Setelah kembali ke sisi Lin Jing, dia dan pemilik kios tiba di sebuah bangunan kecil yang di atasnya tergantung sebuah plakat bertuliskan “Paviliun Penilaian Harta Karun.”
 
Pemilik kios itu terkejut sesaat melihat Penilaian Harta Karun.
 
Paviliun, kemudian terwujud.
 
“Memang seharusnya begitu, ini kesalahan saya.”
 
Setelah mengatakan itu, dia masuk duluan.
 
Di dalam Paviliun Penilaian Harta Karun hanya ada seorang lelaki tua berambut tipis.

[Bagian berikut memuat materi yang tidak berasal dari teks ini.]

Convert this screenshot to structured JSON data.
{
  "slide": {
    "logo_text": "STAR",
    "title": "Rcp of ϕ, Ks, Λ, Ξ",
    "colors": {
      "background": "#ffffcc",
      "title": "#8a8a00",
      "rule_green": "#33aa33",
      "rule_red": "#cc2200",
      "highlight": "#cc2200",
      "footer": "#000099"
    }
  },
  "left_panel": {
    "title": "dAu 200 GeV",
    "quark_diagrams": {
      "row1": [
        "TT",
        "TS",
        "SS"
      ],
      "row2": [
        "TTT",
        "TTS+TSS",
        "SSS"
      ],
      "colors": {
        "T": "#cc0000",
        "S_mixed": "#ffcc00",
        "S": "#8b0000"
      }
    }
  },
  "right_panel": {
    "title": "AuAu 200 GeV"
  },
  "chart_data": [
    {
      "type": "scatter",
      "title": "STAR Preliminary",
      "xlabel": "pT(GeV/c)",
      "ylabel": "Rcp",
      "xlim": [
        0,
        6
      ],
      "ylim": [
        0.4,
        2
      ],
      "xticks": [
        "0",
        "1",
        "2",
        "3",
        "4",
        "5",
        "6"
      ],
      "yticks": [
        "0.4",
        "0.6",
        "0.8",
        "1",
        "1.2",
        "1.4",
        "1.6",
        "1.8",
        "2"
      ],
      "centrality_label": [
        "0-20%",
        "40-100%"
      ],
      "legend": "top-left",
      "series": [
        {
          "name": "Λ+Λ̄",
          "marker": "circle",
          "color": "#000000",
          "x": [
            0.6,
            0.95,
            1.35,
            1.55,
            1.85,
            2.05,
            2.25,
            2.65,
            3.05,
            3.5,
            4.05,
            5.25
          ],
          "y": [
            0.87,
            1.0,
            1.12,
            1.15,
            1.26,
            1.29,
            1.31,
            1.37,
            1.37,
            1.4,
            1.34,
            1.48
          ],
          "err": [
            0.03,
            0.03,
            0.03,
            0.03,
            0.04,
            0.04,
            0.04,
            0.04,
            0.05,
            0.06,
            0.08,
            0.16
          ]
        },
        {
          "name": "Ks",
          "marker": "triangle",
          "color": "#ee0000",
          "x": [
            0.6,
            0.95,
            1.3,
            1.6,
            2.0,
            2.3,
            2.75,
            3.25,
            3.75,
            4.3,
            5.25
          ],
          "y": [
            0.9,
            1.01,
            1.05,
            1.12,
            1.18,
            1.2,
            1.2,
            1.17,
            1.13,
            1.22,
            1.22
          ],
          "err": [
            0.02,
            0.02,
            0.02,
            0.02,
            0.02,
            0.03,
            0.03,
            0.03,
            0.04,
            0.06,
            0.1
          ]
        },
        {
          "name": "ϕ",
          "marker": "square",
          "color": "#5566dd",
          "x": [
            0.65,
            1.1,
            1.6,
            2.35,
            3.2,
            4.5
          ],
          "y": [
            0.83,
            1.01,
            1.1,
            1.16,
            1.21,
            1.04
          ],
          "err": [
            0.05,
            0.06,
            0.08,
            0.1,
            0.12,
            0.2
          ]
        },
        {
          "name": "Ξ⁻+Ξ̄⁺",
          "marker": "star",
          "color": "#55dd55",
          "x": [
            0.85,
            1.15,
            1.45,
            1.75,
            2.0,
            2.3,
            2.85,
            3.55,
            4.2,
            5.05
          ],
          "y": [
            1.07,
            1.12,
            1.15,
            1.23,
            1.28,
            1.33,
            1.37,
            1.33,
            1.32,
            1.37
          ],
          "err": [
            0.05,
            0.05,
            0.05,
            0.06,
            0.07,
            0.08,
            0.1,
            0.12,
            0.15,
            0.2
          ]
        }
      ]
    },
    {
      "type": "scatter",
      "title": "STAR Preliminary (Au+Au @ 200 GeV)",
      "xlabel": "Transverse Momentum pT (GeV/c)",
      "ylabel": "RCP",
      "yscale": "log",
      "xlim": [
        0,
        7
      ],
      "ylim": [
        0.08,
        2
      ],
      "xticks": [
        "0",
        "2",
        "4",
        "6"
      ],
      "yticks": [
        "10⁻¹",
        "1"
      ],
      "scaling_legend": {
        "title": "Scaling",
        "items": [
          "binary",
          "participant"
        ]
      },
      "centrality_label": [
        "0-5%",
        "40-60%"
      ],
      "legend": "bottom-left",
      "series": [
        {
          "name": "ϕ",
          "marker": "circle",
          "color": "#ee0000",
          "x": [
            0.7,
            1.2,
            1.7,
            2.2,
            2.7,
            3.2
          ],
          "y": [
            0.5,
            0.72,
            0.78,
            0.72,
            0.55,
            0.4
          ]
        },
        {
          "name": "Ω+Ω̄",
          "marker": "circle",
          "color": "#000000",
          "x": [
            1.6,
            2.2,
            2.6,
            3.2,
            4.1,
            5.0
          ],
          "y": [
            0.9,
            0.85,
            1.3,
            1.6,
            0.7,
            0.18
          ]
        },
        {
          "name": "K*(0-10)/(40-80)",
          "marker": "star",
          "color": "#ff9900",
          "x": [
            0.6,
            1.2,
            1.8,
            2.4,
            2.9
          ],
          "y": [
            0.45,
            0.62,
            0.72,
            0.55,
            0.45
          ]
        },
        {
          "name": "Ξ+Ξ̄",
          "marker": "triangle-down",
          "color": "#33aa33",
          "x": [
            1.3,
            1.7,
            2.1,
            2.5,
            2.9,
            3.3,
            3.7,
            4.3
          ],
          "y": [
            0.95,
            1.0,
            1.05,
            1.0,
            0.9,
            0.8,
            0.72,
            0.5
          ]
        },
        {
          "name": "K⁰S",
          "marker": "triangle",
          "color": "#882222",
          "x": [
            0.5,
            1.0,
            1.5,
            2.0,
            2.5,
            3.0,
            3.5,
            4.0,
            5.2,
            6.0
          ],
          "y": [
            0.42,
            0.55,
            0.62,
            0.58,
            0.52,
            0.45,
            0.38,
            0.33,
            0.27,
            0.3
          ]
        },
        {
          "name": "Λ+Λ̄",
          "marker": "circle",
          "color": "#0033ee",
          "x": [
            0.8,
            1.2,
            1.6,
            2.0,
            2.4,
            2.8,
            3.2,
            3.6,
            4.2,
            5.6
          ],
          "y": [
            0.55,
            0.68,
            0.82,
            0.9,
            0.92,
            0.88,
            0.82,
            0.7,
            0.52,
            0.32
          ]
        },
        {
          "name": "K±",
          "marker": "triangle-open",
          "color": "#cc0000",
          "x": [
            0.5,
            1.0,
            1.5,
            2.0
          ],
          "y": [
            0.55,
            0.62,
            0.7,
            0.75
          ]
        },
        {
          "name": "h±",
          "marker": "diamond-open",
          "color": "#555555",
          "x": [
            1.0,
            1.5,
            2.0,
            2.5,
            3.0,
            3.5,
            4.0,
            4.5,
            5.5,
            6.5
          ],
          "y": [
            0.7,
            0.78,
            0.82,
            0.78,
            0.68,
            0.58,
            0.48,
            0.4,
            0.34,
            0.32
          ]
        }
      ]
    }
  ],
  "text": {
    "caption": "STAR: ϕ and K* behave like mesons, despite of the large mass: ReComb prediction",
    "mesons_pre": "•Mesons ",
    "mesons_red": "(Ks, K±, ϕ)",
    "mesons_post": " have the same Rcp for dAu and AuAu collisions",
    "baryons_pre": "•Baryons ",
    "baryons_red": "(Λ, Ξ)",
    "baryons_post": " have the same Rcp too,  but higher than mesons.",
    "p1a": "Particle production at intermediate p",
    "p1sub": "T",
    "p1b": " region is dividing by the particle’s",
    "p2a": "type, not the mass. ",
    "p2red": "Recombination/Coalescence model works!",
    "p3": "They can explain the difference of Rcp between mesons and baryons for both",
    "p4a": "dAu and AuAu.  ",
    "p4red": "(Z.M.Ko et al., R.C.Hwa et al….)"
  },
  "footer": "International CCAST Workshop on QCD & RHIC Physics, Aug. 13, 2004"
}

Saat Lin Jing dan pemilik kios masuk, lelaki tua itu mendongak menatap mereka.
 
“Apakah Anda datang untuk penilaian harta karun?”
 
“Ya.”
 
Keduanya menjawab, lalu Lin Jing memberikan batu spiritual tingkat menengah kepada lelaki tua itu, yang kemudian mengusapnya dengan tangannya, membuat batu spiritual itu menghilang.
 
“Keluarkan harta karun itu,” kata lelaki tua itu dengan singkat.
 
Melihat hal itu, pemilik kios buru-buru menyerahkan Liontin Naga Tersembunyi Bulan Biru.
 
Pria tua itu mengambil liontin itu, memeriksanya lama sekali di tangannya.
 
Kemudian, dia menyalurkan sebagian kekuatan spiritual ke liontin giok tersebut, yang kemudian menyala sepenuhnya.
 
Setelah itu, dia memejamkan mata untuk merasakannya sejenak.
 
Kemudian, setelah beberapa waktu, dia mengembalikan Liontin Naga Tersembunyi Bulan Biru kepada pemilik kios.
 
“Harta Karun Sihir Inti Emas dengan fungsi penyembunyian saja, bernilai sekitar delapan puluh ribu batu spiritual,” kata lelaki tua dari Harta Karun itu.
 
Paviliun Penilaian telah dideklarasikan.
 
Lin Jing mengangguk setelah mendengar itu, merasa lega.
 
“Barang-barang saya ini, apakah Anda ingin dinilai?” tanya Lin Jing kepada pemilik kios.
 
“Tidak perlu, itu milikmu, tidak bisa dipalsukan…”
 
Setelah itu, keduanya meninggalkan Paviliun Penilaian Harta Karun dan pergi ke Ruang Perdagangan Rahasia.
 
Seperti sebelumnya, setelah membayar dengan batu roh tingkat menengah, seorang tetua di konter mengambil sebuah token dan memberikannya kepada mereka.
 
“Kamar Yi Tujuh.”
 
Setelah sesepuh itu berbicara, dia tidak berkata apa-apa lagi.
 
Mereka kemudian mengambil token tersebut dan masuk ke dalam.
 
Setelah melewati koridor yang gelap gulita, mereka sampai di pintu ruangan, meletakkan token di atasnya, yang kemudian mengaktifkan formasi pintu, dan pintu pun terbuka tak lama kemudian.